In gewissen Fällen kommen beide Bereiche zusammen, um besonders komplexe Schussfälle zu untersuchen und zu rekonstruieren. Das ZFPB arbeitet dafür sehr eng mit der Abteilung für Forensische Medizin und Bildgebung zusammen und kann damit eine Schnittstelle zwischen Kriminaltechnik, Medizin und den Behörden darstellen. Dies erlaubt uns die Generierung von 3D-Modellen zur Visualisierung des Tatortes oder des Tatablaufes und den Vergleich der Flugbahnen mit der Topographie des Ortes.
Das ZFPB ist schweizweit und im Ausland tätig und erfüllt Gutachtenaufträge auf Englisch, Französisch, Italienisch und Deutsch, dies in Zusammenarbeit mit den Sachbearbeitern anderer Institute und Dienststellen. Wir bieten auch Ausbildungen für Forensiker, Kriminaltechniker und Mediziner im Bereich der End- oder Wundballistik an, wie zum Beispiel den jährlichen Swiss International Wound Ballistics Workshop.
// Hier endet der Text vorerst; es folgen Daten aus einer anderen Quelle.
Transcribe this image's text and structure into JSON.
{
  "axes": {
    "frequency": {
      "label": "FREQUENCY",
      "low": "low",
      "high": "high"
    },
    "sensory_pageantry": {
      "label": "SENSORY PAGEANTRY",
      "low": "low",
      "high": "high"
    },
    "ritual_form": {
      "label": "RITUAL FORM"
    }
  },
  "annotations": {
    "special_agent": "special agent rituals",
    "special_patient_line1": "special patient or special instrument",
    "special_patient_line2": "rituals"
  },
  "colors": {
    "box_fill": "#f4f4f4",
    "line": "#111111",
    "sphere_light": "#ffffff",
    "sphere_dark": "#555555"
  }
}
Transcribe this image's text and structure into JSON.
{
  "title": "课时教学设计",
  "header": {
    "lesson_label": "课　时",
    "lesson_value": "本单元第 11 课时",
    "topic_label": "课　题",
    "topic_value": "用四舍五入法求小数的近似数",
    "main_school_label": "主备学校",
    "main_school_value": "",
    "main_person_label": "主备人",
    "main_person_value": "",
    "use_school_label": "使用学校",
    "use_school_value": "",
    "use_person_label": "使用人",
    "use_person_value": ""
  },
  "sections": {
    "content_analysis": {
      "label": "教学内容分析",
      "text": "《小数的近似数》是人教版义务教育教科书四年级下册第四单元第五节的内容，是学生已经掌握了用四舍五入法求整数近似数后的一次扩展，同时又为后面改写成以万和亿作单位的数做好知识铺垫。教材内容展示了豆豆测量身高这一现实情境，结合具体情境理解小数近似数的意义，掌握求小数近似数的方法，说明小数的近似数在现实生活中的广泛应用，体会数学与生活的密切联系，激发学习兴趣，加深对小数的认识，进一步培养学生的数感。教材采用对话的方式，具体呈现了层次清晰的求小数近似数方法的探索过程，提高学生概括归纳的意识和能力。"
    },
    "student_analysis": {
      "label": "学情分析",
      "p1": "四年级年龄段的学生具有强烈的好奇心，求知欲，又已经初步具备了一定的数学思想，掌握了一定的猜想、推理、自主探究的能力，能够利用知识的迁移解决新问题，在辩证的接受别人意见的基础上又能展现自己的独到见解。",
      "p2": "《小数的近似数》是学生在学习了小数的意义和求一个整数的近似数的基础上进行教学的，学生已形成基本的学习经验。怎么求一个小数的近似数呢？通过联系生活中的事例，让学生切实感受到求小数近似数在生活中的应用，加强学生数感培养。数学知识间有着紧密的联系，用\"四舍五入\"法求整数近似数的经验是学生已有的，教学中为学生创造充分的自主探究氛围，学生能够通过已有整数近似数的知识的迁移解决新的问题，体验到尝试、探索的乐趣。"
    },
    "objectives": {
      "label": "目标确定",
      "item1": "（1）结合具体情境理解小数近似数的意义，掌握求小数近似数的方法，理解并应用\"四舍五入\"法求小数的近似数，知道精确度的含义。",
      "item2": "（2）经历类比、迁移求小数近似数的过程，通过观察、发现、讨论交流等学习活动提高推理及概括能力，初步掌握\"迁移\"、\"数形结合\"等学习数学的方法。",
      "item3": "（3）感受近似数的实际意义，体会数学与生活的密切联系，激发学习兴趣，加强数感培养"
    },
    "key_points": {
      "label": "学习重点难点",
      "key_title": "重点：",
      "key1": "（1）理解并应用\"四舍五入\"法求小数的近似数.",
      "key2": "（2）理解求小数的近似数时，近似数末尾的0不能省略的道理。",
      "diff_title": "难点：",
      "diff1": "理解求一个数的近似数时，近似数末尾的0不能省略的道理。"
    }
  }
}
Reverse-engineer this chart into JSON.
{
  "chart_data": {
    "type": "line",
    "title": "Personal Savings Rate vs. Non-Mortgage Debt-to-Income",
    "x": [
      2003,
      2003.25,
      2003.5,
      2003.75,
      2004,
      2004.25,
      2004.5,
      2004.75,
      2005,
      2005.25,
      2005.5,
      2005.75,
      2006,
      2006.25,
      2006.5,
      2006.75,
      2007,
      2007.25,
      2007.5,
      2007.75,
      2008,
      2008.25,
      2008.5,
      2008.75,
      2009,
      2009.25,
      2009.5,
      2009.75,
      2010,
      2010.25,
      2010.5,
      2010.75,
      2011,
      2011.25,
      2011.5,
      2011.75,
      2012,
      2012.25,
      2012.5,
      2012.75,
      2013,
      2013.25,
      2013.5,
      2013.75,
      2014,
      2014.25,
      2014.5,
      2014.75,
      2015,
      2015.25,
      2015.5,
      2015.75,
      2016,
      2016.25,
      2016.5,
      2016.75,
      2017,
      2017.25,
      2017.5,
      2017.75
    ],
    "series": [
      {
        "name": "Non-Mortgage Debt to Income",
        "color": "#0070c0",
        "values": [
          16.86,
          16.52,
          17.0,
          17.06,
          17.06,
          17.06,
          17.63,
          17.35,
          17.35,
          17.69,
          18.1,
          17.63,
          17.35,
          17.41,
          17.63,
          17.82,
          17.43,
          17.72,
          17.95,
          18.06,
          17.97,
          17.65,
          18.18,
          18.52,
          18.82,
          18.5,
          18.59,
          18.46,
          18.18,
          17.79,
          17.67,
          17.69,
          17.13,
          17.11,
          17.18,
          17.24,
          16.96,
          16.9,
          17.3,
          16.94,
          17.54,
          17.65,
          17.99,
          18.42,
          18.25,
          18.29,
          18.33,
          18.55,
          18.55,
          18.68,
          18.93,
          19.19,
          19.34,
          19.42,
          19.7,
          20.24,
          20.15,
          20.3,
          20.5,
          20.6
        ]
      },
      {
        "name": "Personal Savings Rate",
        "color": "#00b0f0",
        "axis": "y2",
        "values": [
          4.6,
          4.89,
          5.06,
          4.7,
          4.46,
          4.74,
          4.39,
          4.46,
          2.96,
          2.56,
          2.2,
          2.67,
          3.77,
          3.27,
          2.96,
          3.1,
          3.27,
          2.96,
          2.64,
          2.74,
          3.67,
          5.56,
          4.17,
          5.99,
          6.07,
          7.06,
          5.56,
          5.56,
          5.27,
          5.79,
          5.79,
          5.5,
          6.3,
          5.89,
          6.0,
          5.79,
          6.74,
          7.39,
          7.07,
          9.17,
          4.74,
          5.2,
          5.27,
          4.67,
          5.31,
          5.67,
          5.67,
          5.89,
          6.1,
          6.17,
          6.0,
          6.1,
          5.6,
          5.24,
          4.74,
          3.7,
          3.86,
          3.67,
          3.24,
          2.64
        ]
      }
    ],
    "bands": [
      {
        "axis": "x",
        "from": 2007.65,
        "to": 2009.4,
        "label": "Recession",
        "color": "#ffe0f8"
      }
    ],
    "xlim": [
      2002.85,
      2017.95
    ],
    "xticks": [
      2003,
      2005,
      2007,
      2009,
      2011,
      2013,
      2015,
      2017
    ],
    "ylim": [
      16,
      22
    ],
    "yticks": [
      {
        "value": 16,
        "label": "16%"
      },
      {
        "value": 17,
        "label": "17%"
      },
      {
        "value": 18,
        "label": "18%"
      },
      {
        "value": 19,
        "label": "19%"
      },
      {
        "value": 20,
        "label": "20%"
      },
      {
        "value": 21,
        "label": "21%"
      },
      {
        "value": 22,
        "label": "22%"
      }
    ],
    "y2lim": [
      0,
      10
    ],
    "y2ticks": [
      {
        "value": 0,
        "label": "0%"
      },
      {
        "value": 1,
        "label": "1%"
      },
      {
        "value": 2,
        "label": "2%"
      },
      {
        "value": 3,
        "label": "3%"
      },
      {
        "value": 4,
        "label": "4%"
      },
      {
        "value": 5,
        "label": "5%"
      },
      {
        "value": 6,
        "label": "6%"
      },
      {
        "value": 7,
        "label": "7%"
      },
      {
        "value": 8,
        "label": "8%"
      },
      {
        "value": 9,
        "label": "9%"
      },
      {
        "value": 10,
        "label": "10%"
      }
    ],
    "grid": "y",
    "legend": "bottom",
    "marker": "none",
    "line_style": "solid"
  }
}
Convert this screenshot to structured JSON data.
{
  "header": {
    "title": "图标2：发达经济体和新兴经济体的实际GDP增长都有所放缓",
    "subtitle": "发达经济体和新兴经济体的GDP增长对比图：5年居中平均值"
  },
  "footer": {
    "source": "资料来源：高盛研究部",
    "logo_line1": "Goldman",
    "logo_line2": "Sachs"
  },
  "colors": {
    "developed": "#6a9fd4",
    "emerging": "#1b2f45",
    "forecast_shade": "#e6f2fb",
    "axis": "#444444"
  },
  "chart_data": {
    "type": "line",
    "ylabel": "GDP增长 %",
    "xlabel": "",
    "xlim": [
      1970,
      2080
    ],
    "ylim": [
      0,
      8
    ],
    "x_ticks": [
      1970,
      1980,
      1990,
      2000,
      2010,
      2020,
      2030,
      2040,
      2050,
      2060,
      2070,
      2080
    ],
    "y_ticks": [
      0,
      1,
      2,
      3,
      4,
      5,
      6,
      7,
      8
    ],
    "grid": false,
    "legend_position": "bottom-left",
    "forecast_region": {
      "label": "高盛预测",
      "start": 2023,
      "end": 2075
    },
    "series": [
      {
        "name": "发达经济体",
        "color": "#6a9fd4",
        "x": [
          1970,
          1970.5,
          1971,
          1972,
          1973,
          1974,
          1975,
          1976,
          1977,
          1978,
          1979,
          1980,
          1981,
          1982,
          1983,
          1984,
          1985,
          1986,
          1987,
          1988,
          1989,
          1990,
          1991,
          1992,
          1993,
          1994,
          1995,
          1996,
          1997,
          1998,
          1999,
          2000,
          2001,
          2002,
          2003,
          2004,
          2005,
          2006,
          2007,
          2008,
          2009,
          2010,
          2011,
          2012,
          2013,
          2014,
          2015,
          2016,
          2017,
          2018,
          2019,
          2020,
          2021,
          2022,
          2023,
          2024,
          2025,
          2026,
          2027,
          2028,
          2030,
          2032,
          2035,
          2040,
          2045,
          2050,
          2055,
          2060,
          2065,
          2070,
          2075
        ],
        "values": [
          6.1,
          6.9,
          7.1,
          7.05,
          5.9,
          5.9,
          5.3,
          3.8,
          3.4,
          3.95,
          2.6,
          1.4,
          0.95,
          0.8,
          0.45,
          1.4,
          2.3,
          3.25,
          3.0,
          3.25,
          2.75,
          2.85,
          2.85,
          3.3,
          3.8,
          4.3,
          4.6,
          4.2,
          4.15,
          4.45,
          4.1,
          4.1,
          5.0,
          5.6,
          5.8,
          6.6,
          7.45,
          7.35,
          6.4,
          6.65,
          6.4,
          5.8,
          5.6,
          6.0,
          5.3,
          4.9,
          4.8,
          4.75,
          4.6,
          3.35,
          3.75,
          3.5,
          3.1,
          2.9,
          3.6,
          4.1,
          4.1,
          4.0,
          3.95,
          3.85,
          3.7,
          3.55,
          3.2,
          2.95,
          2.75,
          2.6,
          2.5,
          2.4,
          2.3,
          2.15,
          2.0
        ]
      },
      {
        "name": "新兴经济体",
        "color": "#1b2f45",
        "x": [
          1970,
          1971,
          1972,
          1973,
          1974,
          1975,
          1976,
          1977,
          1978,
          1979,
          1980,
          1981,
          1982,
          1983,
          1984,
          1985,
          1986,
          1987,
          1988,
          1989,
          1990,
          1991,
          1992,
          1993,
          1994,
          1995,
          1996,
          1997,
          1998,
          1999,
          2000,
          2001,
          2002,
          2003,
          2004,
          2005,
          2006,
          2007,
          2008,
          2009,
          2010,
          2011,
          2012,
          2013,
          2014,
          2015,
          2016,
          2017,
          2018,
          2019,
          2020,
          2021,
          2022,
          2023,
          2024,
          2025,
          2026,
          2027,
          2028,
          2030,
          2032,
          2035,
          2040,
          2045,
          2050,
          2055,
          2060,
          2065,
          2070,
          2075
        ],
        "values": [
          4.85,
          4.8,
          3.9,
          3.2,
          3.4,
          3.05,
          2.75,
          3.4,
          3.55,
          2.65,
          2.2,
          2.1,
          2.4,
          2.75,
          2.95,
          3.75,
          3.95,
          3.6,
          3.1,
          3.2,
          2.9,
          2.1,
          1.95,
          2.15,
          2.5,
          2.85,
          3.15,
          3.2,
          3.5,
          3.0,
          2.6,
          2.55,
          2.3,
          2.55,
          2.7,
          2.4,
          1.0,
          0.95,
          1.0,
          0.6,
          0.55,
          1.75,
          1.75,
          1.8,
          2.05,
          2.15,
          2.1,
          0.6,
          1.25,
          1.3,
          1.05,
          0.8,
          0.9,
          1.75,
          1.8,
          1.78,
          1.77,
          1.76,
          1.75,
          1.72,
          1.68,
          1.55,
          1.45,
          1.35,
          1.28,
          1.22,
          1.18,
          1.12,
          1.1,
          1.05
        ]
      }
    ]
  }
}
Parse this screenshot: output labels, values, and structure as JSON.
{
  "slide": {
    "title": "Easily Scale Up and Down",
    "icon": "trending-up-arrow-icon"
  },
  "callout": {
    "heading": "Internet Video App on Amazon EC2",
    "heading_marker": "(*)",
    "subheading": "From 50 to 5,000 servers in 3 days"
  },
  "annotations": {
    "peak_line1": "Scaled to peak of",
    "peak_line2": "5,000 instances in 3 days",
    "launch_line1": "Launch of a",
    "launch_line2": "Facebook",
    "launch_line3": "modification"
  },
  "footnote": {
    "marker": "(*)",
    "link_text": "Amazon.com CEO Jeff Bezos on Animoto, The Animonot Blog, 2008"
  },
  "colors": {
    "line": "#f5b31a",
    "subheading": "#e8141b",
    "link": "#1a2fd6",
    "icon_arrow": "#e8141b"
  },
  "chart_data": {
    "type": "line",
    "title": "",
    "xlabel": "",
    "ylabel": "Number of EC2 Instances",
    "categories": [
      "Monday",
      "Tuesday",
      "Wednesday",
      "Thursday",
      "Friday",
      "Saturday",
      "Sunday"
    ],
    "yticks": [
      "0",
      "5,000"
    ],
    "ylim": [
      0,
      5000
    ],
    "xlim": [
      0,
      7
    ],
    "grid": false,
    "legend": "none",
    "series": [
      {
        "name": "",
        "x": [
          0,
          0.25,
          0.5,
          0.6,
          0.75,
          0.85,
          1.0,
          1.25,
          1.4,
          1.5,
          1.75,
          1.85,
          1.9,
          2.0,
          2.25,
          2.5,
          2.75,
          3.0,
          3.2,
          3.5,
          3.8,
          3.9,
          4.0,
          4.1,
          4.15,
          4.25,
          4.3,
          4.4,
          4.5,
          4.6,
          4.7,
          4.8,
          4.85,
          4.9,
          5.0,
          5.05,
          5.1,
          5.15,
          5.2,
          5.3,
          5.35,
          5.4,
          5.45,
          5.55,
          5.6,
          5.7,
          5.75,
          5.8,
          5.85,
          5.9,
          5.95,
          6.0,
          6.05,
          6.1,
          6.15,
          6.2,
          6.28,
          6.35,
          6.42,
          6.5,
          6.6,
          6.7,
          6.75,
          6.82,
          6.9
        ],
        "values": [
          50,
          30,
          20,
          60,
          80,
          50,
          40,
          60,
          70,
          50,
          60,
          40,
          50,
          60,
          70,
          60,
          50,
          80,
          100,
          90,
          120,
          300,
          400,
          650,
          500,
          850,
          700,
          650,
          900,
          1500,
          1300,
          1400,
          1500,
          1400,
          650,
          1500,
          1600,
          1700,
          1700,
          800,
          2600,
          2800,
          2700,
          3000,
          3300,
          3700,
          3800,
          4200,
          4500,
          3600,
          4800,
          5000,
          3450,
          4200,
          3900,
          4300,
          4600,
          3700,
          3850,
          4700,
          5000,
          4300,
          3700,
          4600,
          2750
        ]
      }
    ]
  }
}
Gestützt auf die 3D-Aufnahmen der Forensischen Bildgebung, ergänzt das ZFPB die Blutspurenanalysen durch die ballistischen Rückrechnungen der Flugbahnen von Blutstropfen. Diese können auch mit 3-D Rekonstruktionen von Schussfällen kombiniert werden.

Behandlungsfehler, Aktengutachten

Obergutachten

Die forensische Entomologie ist eine nationale Anlaufstelle für forensische Insektenuntersuchungen unter anderem zur Abschätzung der Liegezeit von Verstorbenen.